Inhotim transformou cidade em polo turístico
Nos últimos anos, outra atividade começou a ganhar força na região. A inauguração do museu de arte contemporânea Inhotim, em 2006, fez com que o turismo movimentasse também a economia da cidade. O museu transformou a desconhecida cidade de Brumadinho em um novo polo turístico mineiro e artístico, trazendo visitantes de outros Estados e também de outros países. A abertura do instituto fez com que empresários investissem em pousadas e fazendas para acolher os visitantes e também apostassem no turismo rural. De 2008 para 2016, o número de leitos de hotéis abertos na cidade saltou de 300 para 1.300. O Inhotim também foi responsável pela criação de novos postos de emprego no município. O instituto emprega hoje 600 funcionários, sendo 80% da região.
Apesar de a cidade ter se tornado internacionalmente conhecida pelo museu, antes mesmo da tragédia, o prefeito de Brumadinho explica que o local traz pouco retorno financeiro para a cidade, se comparado às outras atividades. “O turismo não representa nem 1% da arrecadação do município, já há um tempo o museu é isento de impostos. O fato dos turistas virem só movimenta mesmo as pousadas”, explica. Moradores entrevistados pela reportagem também afirmaram que os visitantes não movimentam muito o comércio da cidade, já que passam o dia no museu e muitos ficam hospedados em Belo Horizonte, a 50 km do local.
O museu, que fechou as portas, desde o dia do rompimento da barragem, pretende, entretanto, ter um papel importante na recuperação da cidade. Um comitê de crise foi criado pelo instituto para entender os impactos do desastre e traçar medidas em conjunto com órgãos competentes em busca de minimizar os danos. Uma das propostas é disponibilizar o banco de sementes do instituto para a recuperação das áreas comprometidas pela lama de rejeitos. “Nossa prioridade agora é oferecer apoio ao resgate de desaparecidos e suporte aos nossos mais de quarenta funcionários com familiares ainda desaparecidos, mas futuramente vamos ver essa questão do reflorestamento e outras mais”, disse Antonio Grassi, diretor do Inhotim.
Pesca comprometida
De acordo com o Ibama, o rompimento da barragem em Brumadinho causou a destruição de pelo menos 269,84 hectares. Os rejeitos de mineração devastaram 133,27 hectares de vegetação nativa de Mata Atlântica e 70,65 hectares de Áreas de Proteção Permanente (APP) ao longo de cursos d’água atingidos. A análise foi realizada no trecho da barragem da Mina Córrego do Feijão até a confluência com o rio Paraopeba.

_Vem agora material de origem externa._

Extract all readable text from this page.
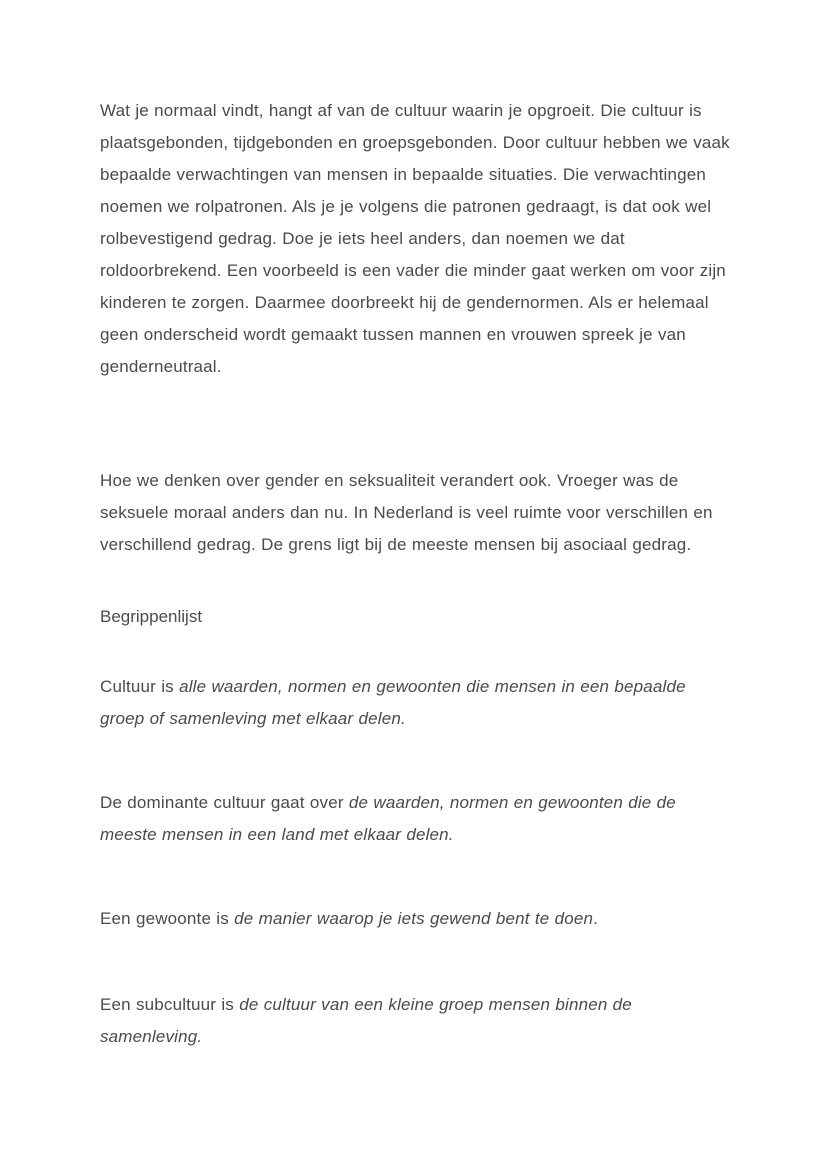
Wat je normaal vindt, hangt af van de cultuur waarin je opgroeit. Die cultuur is plaatsgebonden, tijdgebonden en groepsgebonden. Door cultuur hebben we vaak bepaalde verwachtingen van mensen in bepaalde situaties. Die verwachtingen noemen we rolpatronen. Als je je volgens die patronen gedraagt, is dat ook wel rolbevestigend gedrag. Doe je iets heel anders, dan noemen we dat roldoorbrekend. Een voorbeeld is een vader die minder gaat werken om voor zijn kinderen te zorgen. Daarmee doorbreekt hij de gendernormen. Als er helemaal geen onderscheid wordt gemaakt tussen mannen en vrouwen spreek je van genderneutraal.

Hoe we denken over gender en seksualiteit verandert ook. Vroeger was de seksuele moraal anders dan nu. In Nederland is veel ruimte voor verschillen en verschillend gedrag. De grens ligt bij de meeste mensen bij asociaal gedrag.

Begrippenlijst

Cultuur is alle waarden, normen en gewoonten die mensen in een bepaalde groep of samenleving met elkaar delen.

De dominante cultuur gaat over de waarden, normen en gewoonten die de meeste mensen in een land met elkaar delen.

Een gewoonte is de manier waarop je iets gewend bent te doen.

Een subcultuur is de cultuur van een kleine groep mensen binnen de samenleving.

Preocupada com os efeitos que os rejeitos causaram nos cursos d’água, a estudante Vitória Santos, 17 anos, teme pelo emprego de familiares pescadores e do pai que trabalha em dragas de areia do Rio Paraopeba. “Realmente não sei mais de onde virá o sustento da nossa família nos próximos meses. Por sorte, meu irmão que trabalhava na Vale estava de férias no dia da tragédia, mas também não sei o que será do futuro dele”, disse Santos.